If you’re a package developer, use in_parallel() where you see fit, but please be mindful not to call daemons() within your package code. How to set mirai daemons should be always be for the end user to decide.
Distributed computing made simple
Want to scale beyond your local machine? mirai’s networking capabilities make distributed computing surprisingly straightforward:
library(mirai)
# Set up remote daemons on a Slurm HPC cluster
daemons(
n = 100,
url = host_url(),
remote = cluster_config(command = "sbatch")
)
# Your purrr code remains exactly the same!
results <- big_dataset |>
split(big_dataset$group) |>
map(in_parallel(\(df) complex_analysis(df), complex_analysis = complex_analysis))
daemons(0)
The same in_parallel() syntax that works locally scales seamlessly to distributed systems.

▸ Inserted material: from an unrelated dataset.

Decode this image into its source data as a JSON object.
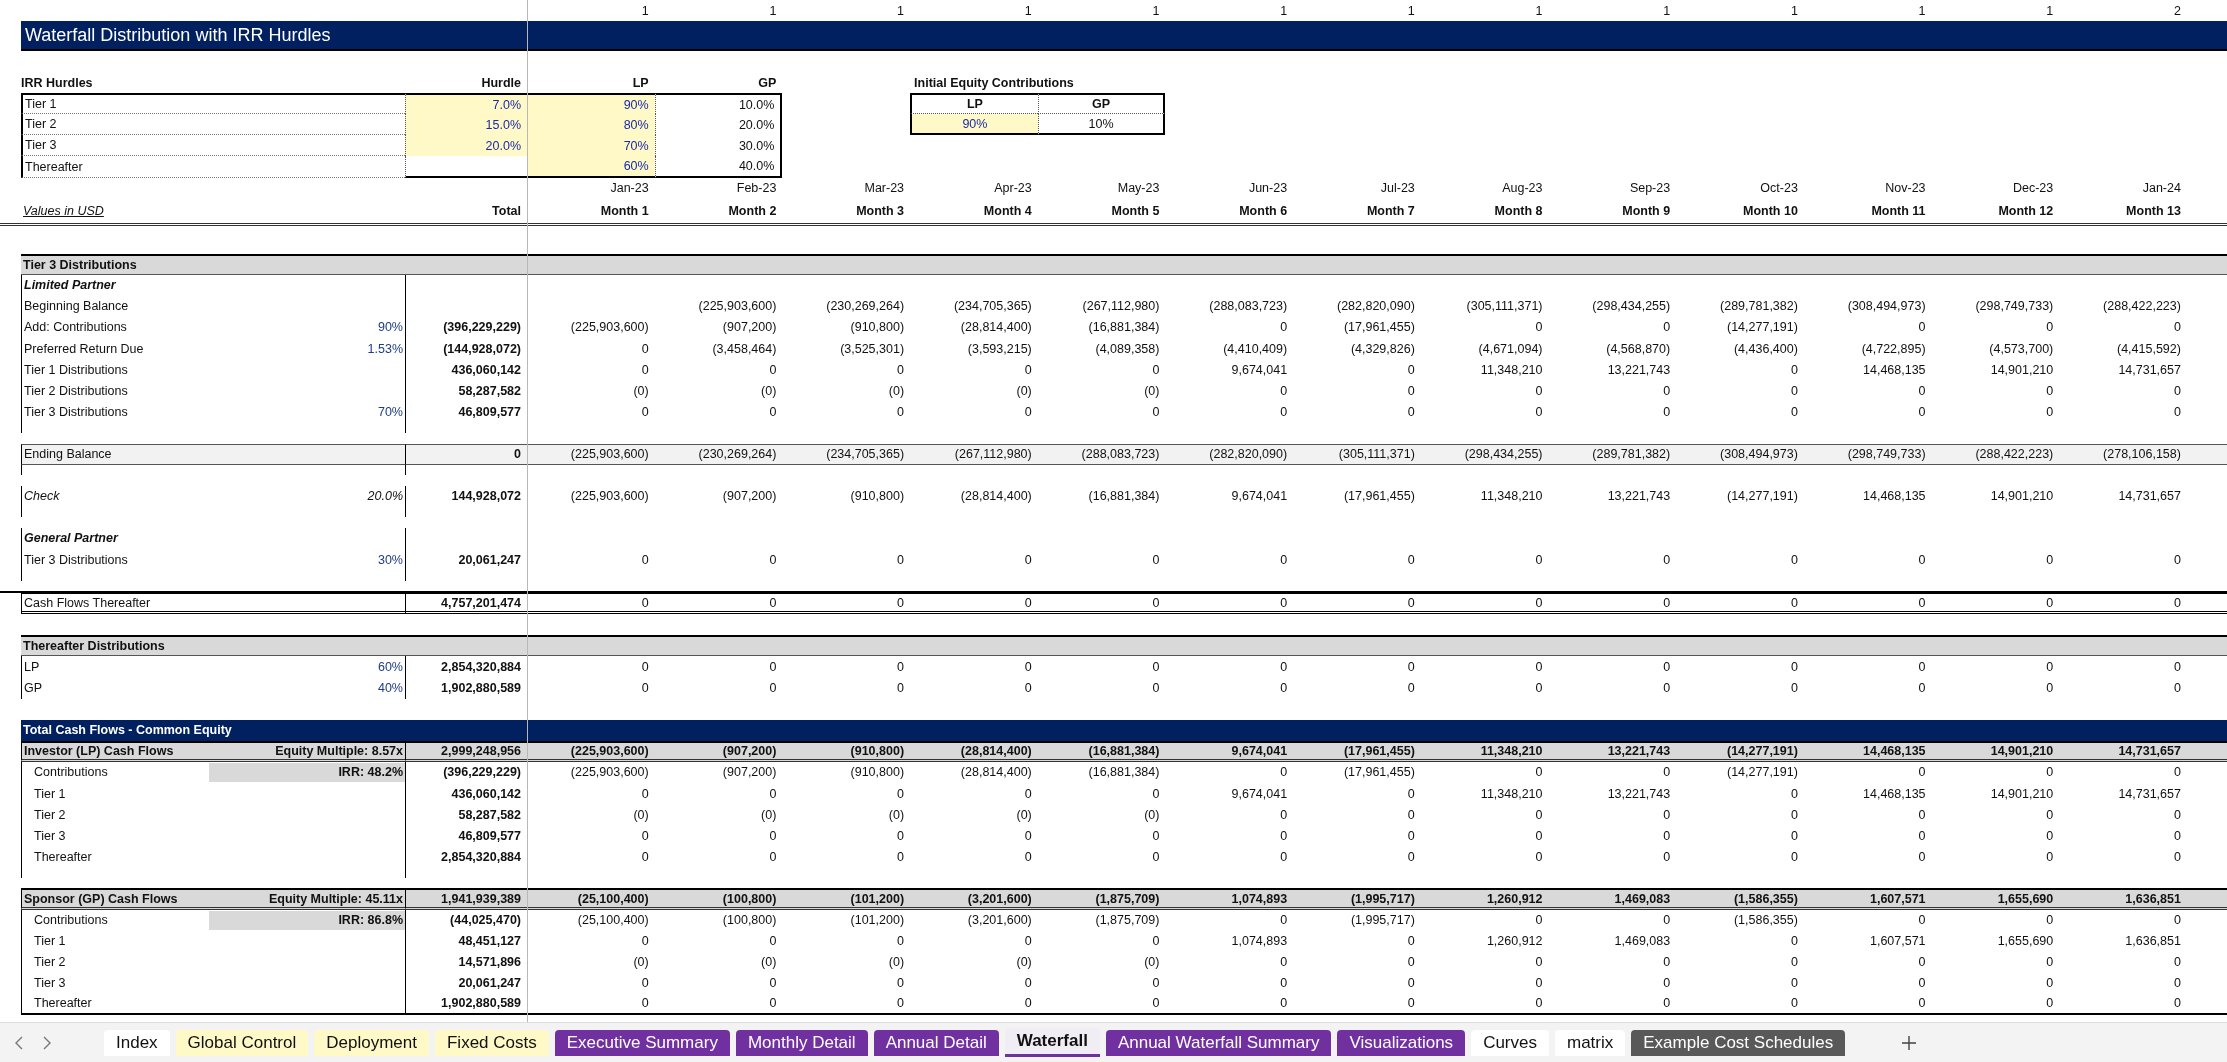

Please refer to the mirai documentation on remote daemons and launching remote daemons for more details. This mirai blog post will also be useful if you’re working with High-Performance Computing (HPC) clusters.
Looking forward
The addition of parallel processing to purrr 1.1.0 represents a significant evolution in the package’s capabilities. It maintains purrr’s core philosophy of functional programming while opening doors to high-performance computing scenarios that were previously challenging to achieve with such clean, readable code.
This feature is currently marked as experimental as we gather feedback from the community, but the underlying mirai infrastructure is production-proven and battle-tested. We encourage you to try it out and let us know about your experiences.
Whether you’re processing large datasets, fitting complex models, or running simulations, purrr 1.1.0’s parallel processing capabilities can help you scale your R workflows without sacrificing code clarity or reliability.
Acknowledgements
A big thanks to all those who posted issues and contributed PRs since our last release! @ar-puuk, @DanChaltiel, @davidrsch, @ErdaradunGaztea, @h-a-graham, @hadley, @HenningLorenzen-ext-bayer, @krivit, @MarceloRTonon, @MarkPaulin, @salim-b, @ScientiaFelis, @shikokuchuo, and @sierrajohnson.